En outre, l’employeur doit informer et consulter les membres du comité social et économique (CSE) du système de contrôle mis en place. La collecte des données issues d’un dispositif de géolocalisation ne respectant pas ces règles est illicite. En outre, l’employeur ne peut pas utiliser les données collectées par ce dispositif  pour sanctionner un salarié. C’est ce qu’a rappelé la Cour de cassation en date du 6 septembre 2023. En l’espèce, un salarié avait agi en justice pour contester son licenciement pour faute grave. Il reprochait à l’employeur d’avoir fondé sa décision sur un dispositif de géolocalisation dont toutes les finalités n’avaient pas été portées à sa connaissance.
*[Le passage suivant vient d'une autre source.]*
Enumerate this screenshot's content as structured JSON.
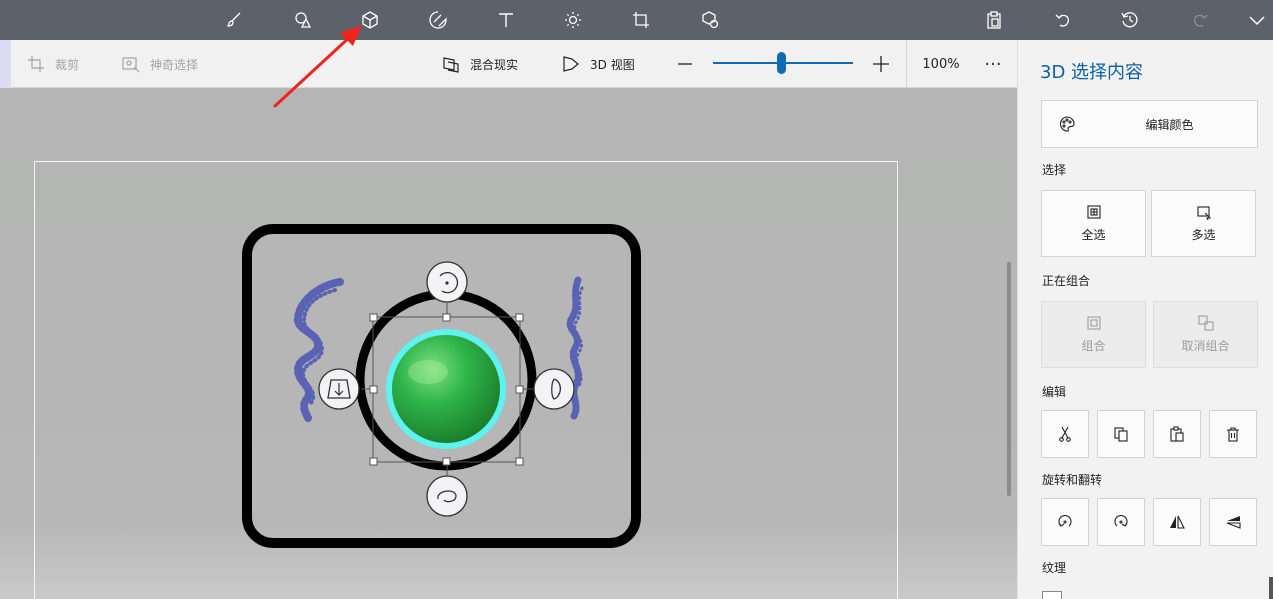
{
  "toolbar": {
    "icons": [
      "brush-icon",
      "shapes-2d-icon",
      "shapes-3d-icon",
      "stickers-icon",
      "text-icon",
      "effects-icon",
      "canvas-icon",
      "3d-library-icon"
    ],
    "right_icons": [
      "paste-icon",
      "undo-icon",
      "history-icon",
      "redo-icon",
      "expand-menu-icon"
    ]
  },
  "subbar": {
    "crop_label": "裁剪",
    "magic_select_label": "神奇选择",
    "mixed_reality_label": "混合现实",
    "view_3d_label": "3D 视图",
    "zoom_value": "100%",
    "zoom_fraction": 0.49,
    "more_label": "···"
  },
  "panel": {
    "title": "3D 选择内容",
    "edit_color_label": "编辑颜色",
    "select_section": "选择",
    "select_all_label": "全选",
    "multi_select_label": "多选",
    "group_section": "正在组合",
    "group_label": "组合",
    "ungroup_label": "取消组合",
    "edit_section": "编辑",
    "edit_icons": [
      "cut-icon",
      "copy-icon",
      "paste-icon",
      "delete-icon"
    ],
    "rotate_section": "旋转和翻转",
    "rotate_icons": [
      "rotate-left-icon",
      "rotate-right-icon",
      "flip-horizontal-icon",
      "flip-vertical-icon"
    ],
    "texture_section": "纹理"
  },
  "colors": {
    "accent": "#0f6bb8",
    "toolbar_bg": "#5d6169",
    "panel_bg": "#f2f2f2",
    "ball_green": "#2fb54a",
    "ring_cyan": "#5ef2f0",
    "scribble_blue": "#3c46b4",
    "annotation_red": "#f2231c"
  }
}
Les juges du fond avaient rejeté les demandes du salarié. Ils avaient retenu que les déplacements injustifiés reprochés au salarié étaient établis par les relevés de géolocalisation de son véhicule. Ce dispositif avait été déclaré à la Cnil dans le but d’une géolocalisation des véhicules des salariés et de la sécurité des biens et des personnes sur les sites. Pour les juges, le salarié avait été informé par courrier recommandé avec AR du dispositif et les objectifs de l’utilisation de la géolocalisation. Le salarié avait formé un pourvoi en cassation.

La Cour de cassation a censuré la décision des juges. Elle rappelle que :

  • en application des dispositions légales, si l’employeur a le droit de contrôler et surveiller l’activité de ses salariés pendant le temps de travail, il ne peut utiliser un système de géolocalisation pour assurer un contrôle de l’activité des salariés qui n’a pas été préalablement porté à leur connaissance ;
  • les salariés doivent être informés, préalablement à la mise en œuvre d’un traitement de données à caractère personnel, de l’identité du responsable du traitement des données ou de son représentant, de la (ou les) finalité(s) poursuivie(s) par le traitement, des destinataires ou catégories de destinataires de données, de l’existence d’un droit d’accès aux données les concernant, d’un droit de rectification et d’un droit d’opposition pour motif légitime, ainsi que des modalités d’exercice de ces droits ;
  • l’utilisation d’un système de géolocalisation pour assurer le contrôle de la durée du travail n’est licite que lorsque ce contrôle ne peut pas être fait par un autre moyen.

La Cour reproche aux juges de n’avoir pas vérifié si le système de géolocalisation installé sur le véhicule de fonction du salarié avait également pour la finalité déclarée le contrôle de l’activité professionnelle des salariés et de la durée du travail et si le salarié avait été informé de l’utilisation du dispositif à cette fin. Ainsi, si le dispositif a également pour finalité le contrôle du temps de travail, les salariés doivent en être expressément informés au préalable.